Sources: Laws, 2000, ch. 469, § 45, eff from and after July 1, 2000.
 


State Codes and Statutes

State Codes and Statutes

Statutes > Mississippi > Title-79 > 29 > 79-29-210

§ 79-29-210. Action on a plan of merger.
 

In the case of a limited liability company that is a party to a merger: 
 

(a) Unless otherwise provided in the certificate of formation or limited liability company agreement, the plan of merger must be adopted by the members. 

(b) Unless the plan of merger is not required to be approved by the members, the limited liability company must notify each member and each owner of a limited liability company interest, whether or not entitled to vote, of the meeting of members at which the plan is to be submitted for approval. The notice must state that the purpose, or one of the purposes, of the meeting is to consider the plan and must contain or be accompanied by a copy or summary of the plan. If the limited liability company is to be merged into an existing entity, the notice shall also include or be accompanied by a copy or summary of the organizational documents of that entity.
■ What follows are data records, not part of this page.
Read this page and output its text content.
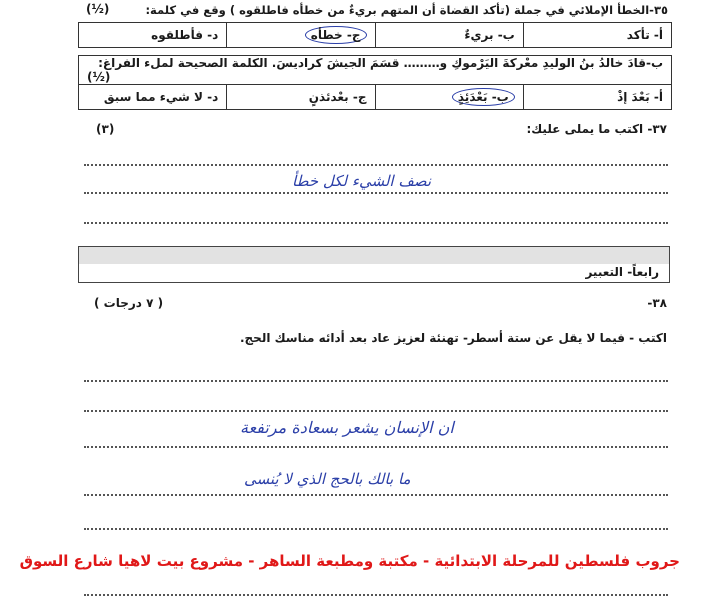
٣٥-الخطأ الإملائي في جملة (تأكد القضاة أن المتهم بريءٌ من خطأه فاطلقوه ) وقع في كلمة:
(½)
أ- تأكد	ب- بريءٌ	ج- خطأه	د- فأطلقوه
ب-قادَ خالدُ بنُ الوليدِ معْركةَ اليَرْموكِ و……… قسَمَ الجيشَ كراديسَ. الكلمة الصحيحة لملء الفراغ:
(½)
أ- بَعْدَ إذْ	ب- بَعْدَئِذٍ	ج- بعْدئذنٍ	د- لا شيء مما سبق
٣٧- اكتب ما يملى عليك:
(٣)
نصف الشيء لكل خطأ
رابعاً- التعبير
٣٨-
( ٧ درجات )
اكتب - فيما لا يقل عن ستة أسطر- تهنئة لعزيز عاد بعد أدائه مناسك الحج.
ان الإنسان يشعر بسعادة مرتفعة
ما بالك بالحج الذي لا يُنسى
جروب فلسطين للمرحلة الابتدائية - مكتبة ومطبعة الساهر - مشروع بيت لاهيا شارع السوق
If the limited liability company is to be merged into an entity that is to be created pursuant to the merger, the notice shall include or be accompanied by a copy or a summary of the organizational documents of the new entity. 
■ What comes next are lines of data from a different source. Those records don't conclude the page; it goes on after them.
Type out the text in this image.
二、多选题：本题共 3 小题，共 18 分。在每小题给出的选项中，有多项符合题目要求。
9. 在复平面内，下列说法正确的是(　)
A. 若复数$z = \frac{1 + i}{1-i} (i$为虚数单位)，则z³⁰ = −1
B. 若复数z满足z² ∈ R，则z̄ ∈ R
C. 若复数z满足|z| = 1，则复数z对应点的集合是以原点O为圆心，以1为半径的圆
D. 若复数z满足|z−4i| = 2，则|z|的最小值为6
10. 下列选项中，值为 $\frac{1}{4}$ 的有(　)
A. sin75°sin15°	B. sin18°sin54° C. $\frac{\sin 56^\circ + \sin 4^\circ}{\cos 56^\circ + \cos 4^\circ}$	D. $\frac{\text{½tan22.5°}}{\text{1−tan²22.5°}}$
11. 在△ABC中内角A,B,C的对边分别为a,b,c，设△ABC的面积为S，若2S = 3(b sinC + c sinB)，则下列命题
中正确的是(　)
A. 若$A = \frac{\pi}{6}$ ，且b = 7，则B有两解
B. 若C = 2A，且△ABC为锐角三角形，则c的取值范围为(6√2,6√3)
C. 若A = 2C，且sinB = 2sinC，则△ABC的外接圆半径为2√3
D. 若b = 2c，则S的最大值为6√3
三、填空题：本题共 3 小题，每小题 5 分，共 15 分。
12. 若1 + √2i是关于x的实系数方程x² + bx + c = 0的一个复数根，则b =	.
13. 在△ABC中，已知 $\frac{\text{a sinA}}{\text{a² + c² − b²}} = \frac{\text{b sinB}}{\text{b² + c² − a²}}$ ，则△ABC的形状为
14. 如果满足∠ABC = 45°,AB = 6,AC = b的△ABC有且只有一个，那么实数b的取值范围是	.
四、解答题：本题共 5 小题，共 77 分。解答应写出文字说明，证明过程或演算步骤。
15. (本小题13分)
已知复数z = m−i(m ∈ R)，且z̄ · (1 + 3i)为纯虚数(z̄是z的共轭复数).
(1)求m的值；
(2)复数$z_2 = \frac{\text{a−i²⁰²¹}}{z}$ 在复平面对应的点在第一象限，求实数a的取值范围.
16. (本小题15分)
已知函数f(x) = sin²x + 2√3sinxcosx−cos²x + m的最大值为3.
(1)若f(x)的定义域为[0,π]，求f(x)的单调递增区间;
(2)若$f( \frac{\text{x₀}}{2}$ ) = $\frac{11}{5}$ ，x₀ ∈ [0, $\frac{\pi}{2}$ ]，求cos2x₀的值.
(c) Unless otherwise provided in the certificate of formation or limited liability company agreement, approval of the plan of merger requires the approval of at least a majority of the votes entitled to be cast on the plan, and, if any class or series of interests is entitled to vote as a separate group on the plan of merger, the approval of at least a majority of the votes entitled to be cast on the merger by that voting group. 

(d) Unless otherwise provided in the certificate of formation or limited liability company agreement, separate voting by voting groups is required: 

(i) On a plan of merger, by each class or series of interests that (A) are to be converted, pursuant to the provisions of the plan of merger, into shares or other securities, interests, obligations, rights to acquire interests or other securities, cash, other property, or any combination of the foregoing, or (B) would have a right to vote as a separate group on a provision in the plan that, if contained in a proposed amendment to the certificate of formation or limited liability company agreement, would require action by separate voting groups under the certificate of formation or limited liability company agreement; 

(ii) On a plan of merger, if the voting group is entitled under the certificate of formation or limited liability company agreement, to vote as a voting group to approve a plan of merger. 
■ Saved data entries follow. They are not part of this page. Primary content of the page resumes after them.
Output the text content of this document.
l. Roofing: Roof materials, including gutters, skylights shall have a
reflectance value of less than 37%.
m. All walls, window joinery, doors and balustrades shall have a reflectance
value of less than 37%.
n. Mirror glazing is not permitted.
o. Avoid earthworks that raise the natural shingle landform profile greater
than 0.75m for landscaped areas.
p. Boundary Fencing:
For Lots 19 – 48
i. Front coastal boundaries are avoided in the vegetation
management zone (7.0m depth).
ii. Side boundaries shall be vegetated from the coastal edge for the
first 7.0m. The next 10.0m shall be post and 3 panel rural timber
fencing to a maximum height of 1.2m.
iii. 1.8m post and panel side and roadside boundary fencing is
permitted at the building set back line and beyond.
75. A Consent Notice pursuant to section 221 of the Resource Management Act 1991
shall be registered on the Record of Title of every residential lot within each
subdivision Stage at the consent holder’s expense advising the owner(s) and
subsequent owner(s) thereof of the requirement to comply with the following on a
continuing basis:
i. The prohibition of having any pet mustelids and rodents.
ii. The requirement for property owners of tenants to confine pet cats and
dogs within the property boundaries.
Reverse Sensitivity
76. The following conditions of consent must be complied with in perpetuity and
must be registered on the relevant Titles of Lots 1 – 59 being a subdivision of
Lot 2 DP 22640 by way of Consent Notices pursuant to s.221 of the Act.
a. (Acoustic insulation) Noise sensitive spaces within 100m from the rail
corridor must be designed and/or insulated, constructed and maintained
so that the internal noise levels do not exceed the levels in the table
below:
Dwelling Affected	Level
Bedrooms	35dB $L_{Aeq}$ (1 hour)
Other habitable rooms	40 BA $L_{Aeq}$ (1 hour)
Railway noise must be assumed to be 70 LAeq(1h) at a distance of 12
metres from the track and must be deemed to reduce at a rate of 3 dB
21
(e) If as a result of a merger one or more members or owners of a limited liability company interest of a domestic limited liability company would become subject to personal liability for the obligations or liabilities of any entity, approval of the plan of merger shall require the execution, by each such member and owner of a limited liability company interest, of a separate written consent to become subject to such personal liability.